今回の公募においては、日本からも他国に紹介すべき優秀な事例やアジアとの連携を目指す意欲的なプロジェクトの応募を期待しています。
募集部門と対象地域
本会は以下の3つの部門で応募を受け付けます:
1.
ケアとウェルビーイング: 高齢者の心身の健康を恙なく保つための活動や、介護者・医療・福祉サービス提供者への支援を行う取り組み。
2.
社会参加: 高齢者が地域社会に参加し、世代を超えたつながりを促進する活動。
3.
生活環境: 高齢者が安全に住み続けられる住環境、地域、交通を整備する取り組み。
応募対象国は、日本、韓国、中国(香港、マカオ、台湾を含む)、およびアセアン加盟国(ブルネイ、カンボジア、インドネシア、ラオス、マレーシア、ミャンマー、フィリピン、シンガポール、タイ、東ティモール、ベトナム)です。
応募詳細と締切
賞の応募資格や選考基準、応募方法などの詳細は、
公式サイトで確認できます。応募の締切は2026年5月15日(金)です。
創設の背景
日本はアジアで最初に長寿化を達成し、急速な高齢化が進行しています。それに伴い、各国は活発で健康的な高齢期を実現するため、早期から制度や意識改革が求められています。 国連でも、SDGsの目標を達成するために「健康な高齢化の10年」を設け、すべての世代の健康を守るために国際社会が協力することが決定されました。

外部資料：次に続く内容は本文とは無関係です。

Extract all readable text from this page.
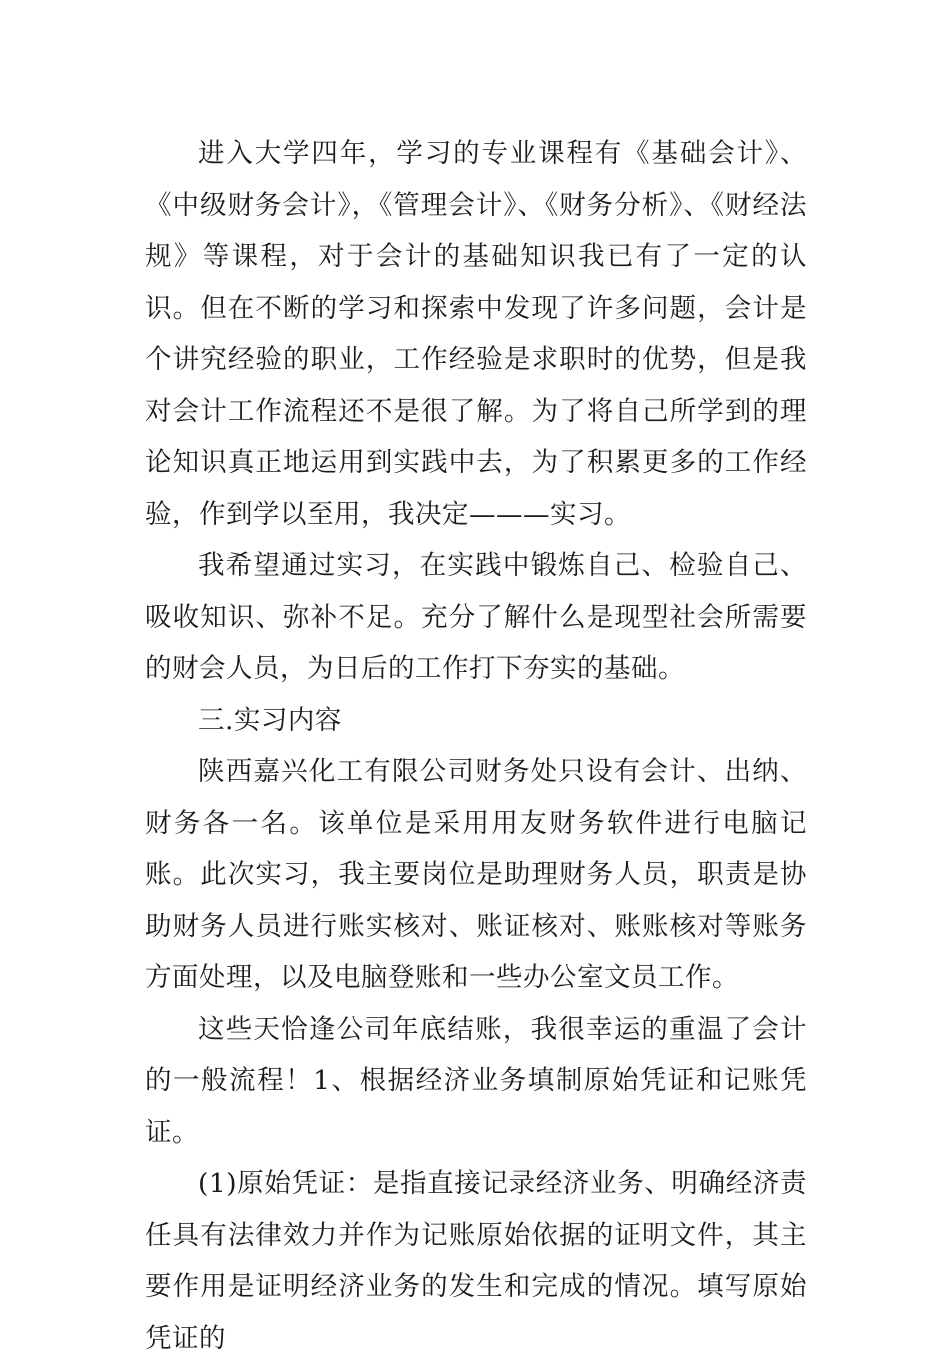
进入大学四年，学习的专业课程有《基础会计》、《中级财务会计》，《管理会计》、《财务分析》、《财经法规》等课程，对于会计的基础知识我已有了一定的认识。但在不断的学习和探索中发现了许多问题，会计是个讲究经验的职业，工作经验是求职时的优势，但是我对会计工作流程还不是很了解。为了将自己所学到的理论知识真正地运用到实践中去，为了积累更多的工作经验，作到学以至用，我决定———实习。

我希望通过实习，在实践中锻炼自己、检验自己、吸收知识、弥补不足。充分了解什么是现型社会所需要的财会人员，为日后的工作打下夯实的基础。

三.实习内容

陕西嘉兴化工有限公司财务处只设有会计、出纳、财务各一名。该单位是采用用友财务软件进行电脑记账。此次实习，我主要岗位是助理财务人员，职责是协助财务人员进行账实核对、账证核对、账账核对等账务方面处理，以及电脑登账和一些办公室文员工作。

这些天恰逢公司年底结账，我很幸运的重温了会计的一般流程！1、根据经济业务填制原始凭证和记账凭证。

(1)原始凭证：是指直接记录经济业务、明确经济责任具有法律效力并作为记账原始依据的证明文件，其主要作用是证明经济业务的发生和完成的情况。填写原始凭证的
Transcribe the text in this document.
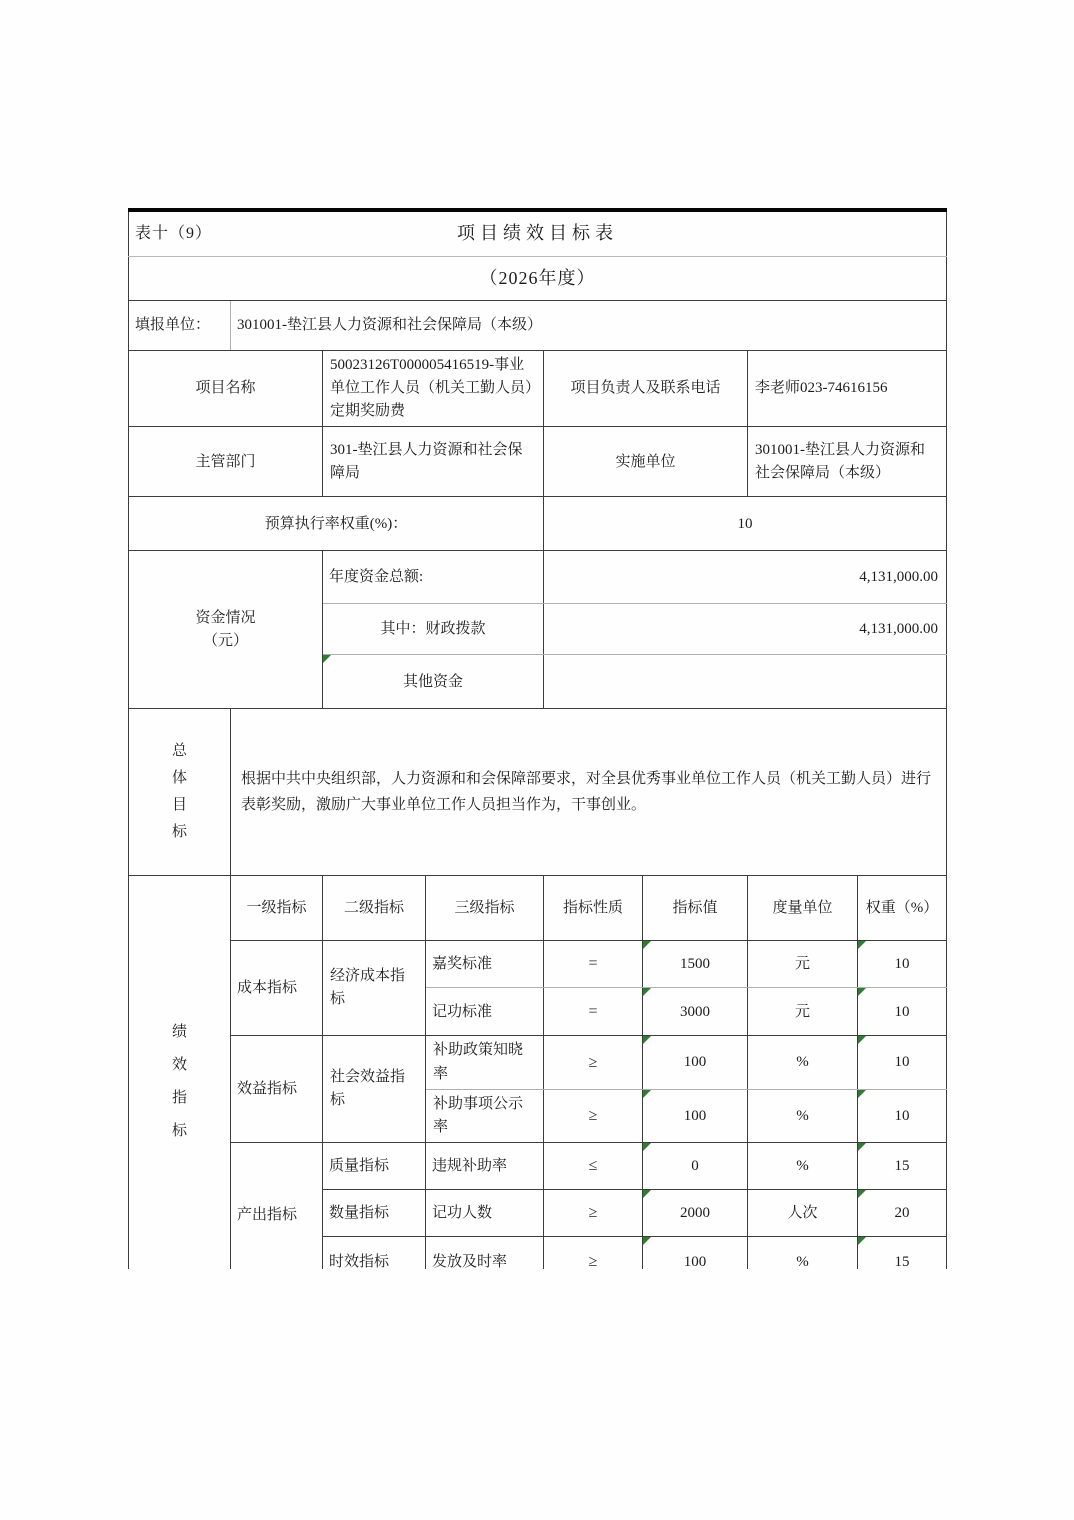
表十（9） 项目绩效目标表							

（2026年度）							
填报单位：	301001-垫江县人力资源和社会保障局（本级）						
项目名称		50023126T000005416519-事业单位工作人员（机关工勤人员）定期奖励费		项目负责人及联系电话		李老师023-74616156	
主管部门		301-垫江县人力资源和社会保障局		实施单位		301001-垫江县人力资源和社会保障局（本级）	
预算执行率权重(%)：				10			

资金情况
（元）		年度资金总额:		4,131,000.00			
		其中：财政拨款		4,131,000.00			

其他资金					

总
体
目
标	根据中共中央组织部，人力资源和和会保障部要求，对全县优秀事业单位工作人员（机关工勤人员）进行表彰奖励，激励广大事业单位工作人员担当作为，干事创业。						

绩
效
指
标	一级指标	二级指标	三级指标	指标性质	指标值	度量单位	权重（%）
	成本指标	经济成本指标	嘉奖标准	=	1500	元	10
			记功标准	=	3000	元	10
	效益指标	社会效益指标	补助政策知晓率	≥	100	%	10
			补助事项公示率	≥	100	%	10
	产出指标	质量指标	违规补助率	≤	0	%	15
		数量指标	记功人数	≥	2000	人次	20
		时效指标	发放及时率	≥	100	%	15
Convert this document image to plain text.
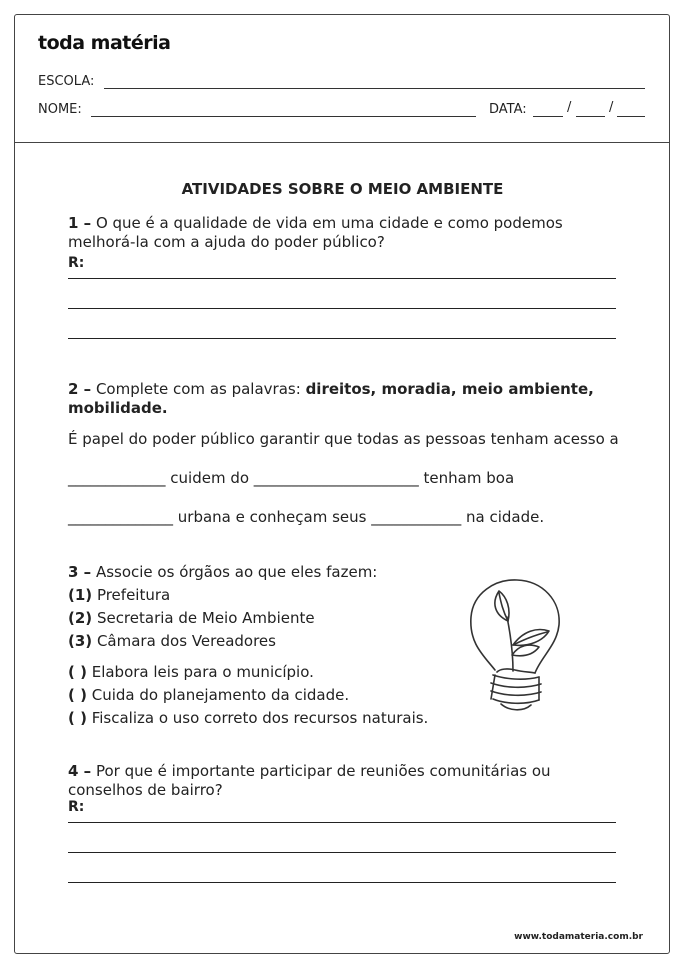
toda matéria
ESCOLA:
NOME:	DATA:	/	/
ATIVIDADES SOBRE O MEIO AMBIENTE
1 – O que é a qualidade de vida em uma cidade e como podemos melhorá-la com a ajuda do poder público?
R:
2 – Complete com as palavras: direitos, moradia, meio ambiente, mobilidade.
É papel do poder público garantir que todas as pessoas tenham acesso a
_____________ cuidem do ______________________ tenham boa
______________ urbana e conheçam seus ____________ na cidade.
3 – Associe os órgãos ao que eles fazem:
(1) Prefeitura
(2) Secretaria de Meio Ambiente
(3) Câmara dos Vereadores
( ) Elabora leis para o município.
( ) Cuida do planejamento da cidade.
( ) Fiscaliza o uso correto dos recursos naturais.
4 – Por que é importante participar de reuniões comunitárias ou conselhos de bairro?
R:
www.todamateria.com.br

こうした背景を受けて、日本政府の「アジア健康構想」の一環として、JCIEとERIAは「アジア健康長寿イノベーション賞」を2020年に創設しました。本賞は、アジア地域の高齢化問題を共同で解決するための重要な取り組みです。
また、2023年12月に開催された日ASEAN友好協力50周年記念首脳会議で、この賞は持続可能な経済成長を伴う健康長寿社会の実現に向けた協力強化策の一つとして位置づけられました。
結論
「第5回アジア健康長寿イノベーション賞」は、アジア地域の健康長寿を促進する重要な活動です。是非、多くの方々のご応募を期待しています。